Study Questions: The Rover
Background:
Aphra Behn is the first professional writer in England who was also a woman. The Rover, her most successful play (1677), is a romantic comedy set in carnival time in Naples (think Mardi Gras) during the time that Oliver Cromwell (the Puritan) ruled in England. Thus the "prince" referred to on page 17 is Charles II, who is apparently biding his time at sea, while he waits to be restored to the English crown.

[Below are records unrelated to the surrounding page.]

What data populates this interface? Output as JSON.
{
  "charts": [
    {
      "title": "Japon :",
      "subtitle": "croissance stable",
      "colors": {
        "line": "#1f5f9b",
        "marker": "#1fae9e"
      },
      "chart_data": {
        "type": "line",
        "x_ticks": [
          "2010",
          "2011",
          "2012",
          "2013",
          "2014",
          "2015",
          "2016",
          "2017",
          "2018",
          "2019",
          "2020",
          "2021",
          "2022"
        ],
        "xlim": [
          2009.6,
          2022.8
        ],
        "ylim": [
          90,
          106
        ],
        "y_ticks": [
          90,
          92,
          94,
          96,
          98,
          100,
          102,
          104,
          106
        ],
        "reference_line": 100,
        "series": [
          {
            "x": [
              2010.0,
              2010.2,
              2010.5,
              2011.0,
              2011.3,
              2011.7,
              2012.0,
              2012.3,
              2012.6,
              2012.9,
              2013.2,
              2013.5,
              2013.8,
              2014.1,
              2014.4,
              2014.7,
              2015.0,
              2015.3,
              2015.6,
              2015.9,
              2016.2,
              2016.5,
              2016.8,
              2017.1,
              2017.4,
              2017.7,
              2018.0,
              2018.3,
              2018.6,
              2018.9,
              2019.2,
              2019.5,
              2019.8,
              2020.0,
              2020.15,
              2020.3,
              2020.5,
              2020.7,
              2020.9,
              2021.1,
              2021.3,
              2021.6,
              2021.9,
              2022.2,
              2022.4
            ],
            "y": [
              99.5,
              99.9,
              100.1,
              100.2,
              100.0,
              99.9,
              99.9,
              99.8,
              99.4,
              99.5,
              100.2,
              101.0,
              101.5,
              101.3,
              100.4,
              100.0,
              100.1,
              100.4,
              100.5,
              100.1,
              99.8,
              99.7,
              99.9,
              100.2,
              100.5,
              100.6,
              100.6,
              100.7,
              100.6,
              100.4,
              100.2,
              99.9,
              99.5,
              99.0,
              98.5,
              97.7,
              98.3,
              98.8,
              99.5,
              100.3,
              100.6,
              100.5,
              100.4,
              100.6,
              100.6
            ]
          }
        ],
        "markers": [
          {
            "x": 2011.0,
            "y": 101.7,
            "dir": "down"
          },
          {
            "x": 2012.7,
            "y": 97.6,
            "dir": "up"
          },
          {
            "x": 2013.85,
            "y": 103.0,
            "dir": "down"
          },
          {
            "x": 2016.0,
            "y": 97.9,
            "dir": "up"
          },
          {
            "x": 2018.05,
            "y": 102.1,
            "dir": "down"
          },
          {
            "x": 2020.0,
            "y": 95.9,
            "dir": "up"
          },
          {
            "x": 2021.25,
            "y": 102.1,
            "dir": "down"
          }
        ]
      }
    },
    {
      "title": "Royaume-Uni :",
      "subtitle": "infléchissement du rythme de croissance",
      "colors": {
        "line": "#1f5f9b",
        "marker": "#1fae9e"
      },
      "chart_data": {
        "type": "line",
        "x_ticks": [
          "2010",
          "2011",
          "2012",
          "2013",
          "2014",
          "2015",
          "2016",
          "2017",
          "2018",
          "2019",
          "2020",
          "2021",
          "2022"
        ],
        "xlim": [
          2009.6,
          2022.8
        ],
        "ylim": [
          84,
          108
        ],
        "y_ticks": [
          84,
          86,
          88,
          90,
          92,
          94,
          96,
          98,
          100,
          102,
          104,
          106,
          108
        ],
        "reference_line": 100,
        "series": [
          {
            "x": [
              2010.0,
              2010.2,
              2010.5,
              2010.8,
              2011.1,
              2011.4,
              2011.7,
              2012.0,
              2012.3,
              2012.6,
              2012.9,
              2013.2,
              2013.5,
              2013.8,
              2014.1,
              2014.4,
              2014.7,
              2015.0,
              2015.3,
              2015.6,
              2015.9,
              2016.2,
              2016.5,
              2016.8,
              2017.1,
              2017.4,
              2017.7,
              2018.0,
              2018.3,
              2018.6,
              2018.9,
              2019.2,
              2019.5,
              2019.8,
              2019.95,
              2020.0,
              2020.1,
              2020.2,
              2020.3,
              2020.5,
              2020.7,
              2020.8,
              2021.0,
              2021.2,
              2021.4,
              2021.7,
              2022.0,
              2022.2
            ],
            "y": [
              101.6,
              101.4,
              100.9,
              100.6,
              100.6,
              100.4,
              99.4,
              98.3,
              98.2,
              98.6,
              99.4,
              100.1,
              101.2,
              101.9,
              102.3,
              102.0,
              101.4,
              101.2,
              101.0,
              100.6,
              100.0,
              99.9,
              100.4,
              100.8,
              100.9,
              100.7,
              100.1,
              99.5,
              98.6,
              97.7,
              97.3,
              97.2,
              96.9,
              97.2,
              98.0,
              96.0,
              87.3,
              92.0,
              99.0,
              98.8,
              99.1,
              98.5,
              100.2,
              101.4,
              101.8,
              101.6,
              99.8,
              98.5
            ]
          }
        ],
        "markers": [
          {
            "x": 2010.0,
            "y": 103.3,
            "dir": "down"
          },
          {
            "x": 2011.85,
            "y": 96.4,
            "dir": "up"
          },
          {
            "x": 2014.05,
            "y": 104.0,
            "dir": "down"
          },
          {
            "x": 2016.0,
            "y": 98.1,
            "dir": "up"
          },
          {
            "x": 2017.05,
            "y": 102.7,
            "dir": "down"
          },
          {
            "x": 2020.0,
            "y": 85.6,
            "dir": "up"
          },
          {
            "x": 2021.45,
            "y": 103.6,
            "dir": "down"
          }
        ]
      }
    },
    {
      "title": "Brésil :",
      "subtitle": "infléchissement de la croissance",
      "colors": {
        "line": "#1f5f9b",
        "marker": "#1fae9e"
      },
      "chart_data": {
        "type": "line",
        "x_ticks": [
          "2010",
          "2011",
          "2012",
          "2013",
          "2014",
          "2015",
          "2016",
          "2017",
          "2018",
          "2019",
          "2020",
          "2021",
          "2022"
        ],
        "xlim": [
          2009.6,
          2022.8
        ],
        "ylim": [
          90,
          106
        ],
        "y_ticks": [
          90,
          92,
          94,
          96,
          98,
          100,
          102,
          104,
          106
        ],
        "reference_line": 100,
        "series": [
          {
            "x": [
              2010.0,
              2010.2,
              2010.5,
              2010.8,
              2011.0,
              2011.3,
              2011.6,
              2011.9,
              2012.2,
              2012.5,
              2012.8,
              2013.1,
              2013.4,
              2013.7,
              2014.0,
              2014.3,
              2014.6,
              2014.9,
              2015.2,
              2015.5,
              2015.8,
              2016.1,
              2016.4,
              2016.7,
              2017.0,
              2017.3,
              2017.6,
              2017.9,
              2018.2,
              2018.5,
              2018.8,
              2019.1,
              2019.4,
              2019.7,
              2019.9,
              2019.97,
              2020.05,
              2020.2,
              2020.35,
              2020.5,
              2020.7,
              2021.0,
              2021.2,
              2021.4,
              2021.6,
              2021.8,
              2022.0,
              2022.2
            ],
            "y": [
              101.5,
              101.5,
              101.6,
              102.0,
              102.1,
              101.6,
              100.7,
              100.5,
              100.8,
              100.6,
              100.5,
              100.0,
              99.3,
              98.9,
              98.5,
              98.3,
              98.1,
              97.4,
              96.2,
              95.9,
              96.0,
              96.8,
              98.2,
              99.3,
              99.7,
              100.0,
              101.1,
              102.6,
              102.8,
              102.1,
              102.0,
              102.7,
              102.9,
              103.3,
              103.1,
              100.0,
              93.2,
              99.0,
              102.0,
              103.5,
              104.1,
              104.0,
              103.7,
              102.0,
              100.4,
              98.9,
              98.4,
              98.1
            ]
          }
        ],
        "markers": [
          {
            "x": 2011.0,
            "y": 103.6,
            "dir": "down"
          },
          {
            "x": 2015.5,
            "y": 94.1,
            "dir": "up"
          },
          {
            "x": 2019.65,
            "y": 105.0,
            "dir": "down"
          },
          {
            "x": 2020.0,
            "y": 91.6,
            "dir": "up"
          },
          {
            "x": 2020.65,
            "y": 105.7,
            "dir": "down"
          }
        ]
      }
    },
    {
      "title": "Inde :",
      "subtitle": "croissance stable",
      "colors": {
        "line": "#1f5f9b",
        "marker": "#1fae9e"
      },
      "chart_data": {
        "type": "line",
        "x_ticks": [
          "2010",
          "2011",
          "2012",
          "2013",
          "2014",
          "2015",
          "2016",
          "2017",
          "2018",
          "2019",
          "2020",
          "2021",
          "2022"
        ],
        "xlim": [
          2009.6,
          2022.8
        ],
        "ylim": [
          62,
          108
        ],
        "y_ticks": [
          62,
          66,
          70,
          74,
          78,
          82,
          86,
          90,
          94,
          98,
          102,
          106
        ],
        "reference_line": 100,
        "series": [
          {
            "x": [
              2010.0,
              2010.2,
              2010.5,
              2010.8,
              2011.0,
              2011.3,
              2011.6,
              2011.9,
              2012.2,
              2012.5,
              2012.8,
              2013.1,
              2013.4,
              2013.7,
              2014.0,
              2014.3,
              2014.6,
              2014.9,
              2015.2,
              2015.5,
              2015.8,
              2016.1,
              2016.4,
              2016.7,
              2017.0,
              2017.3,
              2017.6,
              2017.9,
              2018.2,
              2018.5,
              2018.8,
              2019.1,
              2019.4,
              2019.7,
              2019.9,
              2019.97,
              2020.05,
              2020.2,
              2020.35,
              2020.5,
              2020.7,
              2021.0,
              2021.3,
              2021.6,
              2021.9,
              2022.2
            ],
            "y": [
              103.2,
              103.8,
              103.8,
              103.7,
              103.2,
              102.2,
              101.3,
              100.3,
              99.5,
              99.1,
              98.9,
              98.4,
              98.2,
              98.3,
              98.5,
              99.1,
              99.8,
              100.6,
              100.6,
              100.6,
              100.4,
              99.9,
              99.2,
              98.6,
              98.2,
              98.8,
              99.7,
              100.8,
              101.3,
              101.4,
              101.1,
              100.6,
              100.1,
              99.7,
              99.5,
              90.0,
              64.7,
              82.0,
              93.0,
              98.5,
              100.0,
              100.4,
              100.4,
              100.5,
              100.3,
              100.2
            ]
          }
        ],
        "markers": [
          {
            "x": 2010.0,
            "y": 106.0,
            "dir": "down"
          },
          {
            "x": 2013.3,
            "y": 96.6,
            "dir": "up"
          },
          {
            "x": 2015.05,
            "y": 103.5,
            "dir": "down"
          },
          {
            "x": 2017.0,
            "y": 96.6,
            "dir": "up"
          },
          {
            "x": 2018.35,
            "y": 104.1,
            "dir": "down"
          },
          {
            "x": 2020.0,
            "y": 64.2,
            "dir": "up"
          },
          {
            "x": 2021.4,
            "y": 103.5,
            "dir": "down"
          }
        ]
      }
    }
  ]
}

At sea with him are a number of loyalist, and therefore dispossessed, nobles, including Willmore, the Rover. On shore is a family that dominates the plays opening: especially two sisters: Florinda ( in love with Belville, an English Colonel who had saved her during the siege of Pamplona [p. 9], but destined by her father to be married off to the "rich old Don Vincentio," and by her brother to marry his friend, Antonio) and Hellena, expected to become a nun. The plot of the play involves how Florinda and Belville work to elude the plans of both brother and father, and how Willmore and Helena spark each others interest.
The play opens with the sisters scheming to join the carnival in disguise and seek a few thrills. Sailors just ashore more than oblige.
The plot is complicated by the courtesan Angellica, whose favors many seek, but who falls hard for Willmore, and the courtesan Luchetta, who dupes Blunt, a comrade to the English nobles.
Questions:
1. Do you think Hellena can trace her ancestry back to the Wyf of Bath?
2. Do you think that the portrait of Willmore owes anything to Shakespeares Falstaff?
3. Do you think that the high levels of confusion in The Rover enhance it or weaken it?
4. Does the Naples of The Rover differ from the England I Henry IV? How does setting in each play shape the presentation of civic order and threats to it?
5. Do Behn and Shakespeare use female characters to challenge, or to reassert, patriarchal authority? Where do you see one or the other possibility happening?
6. To whom does Behn seem to owe more of a debt: Shakespeare or Chaucer? Whose sensibility does she seem closer to?
7. Do you consider Behn amoral? Here contemporaries were scandalized by her. Are you offended by her presentation of near-rape?
8. How does Behns presentation of women differ from Shakespeares? Compare and contrast their presentations of virtue (Cordelia, Hellena) and sin (Goneril and Angellica Bianca).
9. At the end of the play, do you think Hellena and Willmore will have a happy marriage? What do you think will be the basis of their relationship?
10. Is a play like the Rover, with its emphasis on peoples shortcomings, more or less optimistic than a play like Lear that is full of suffering?
11. How do Behns "Prologue" and "Epilogue" reflect her self-consciousness as the first professional female dramatist?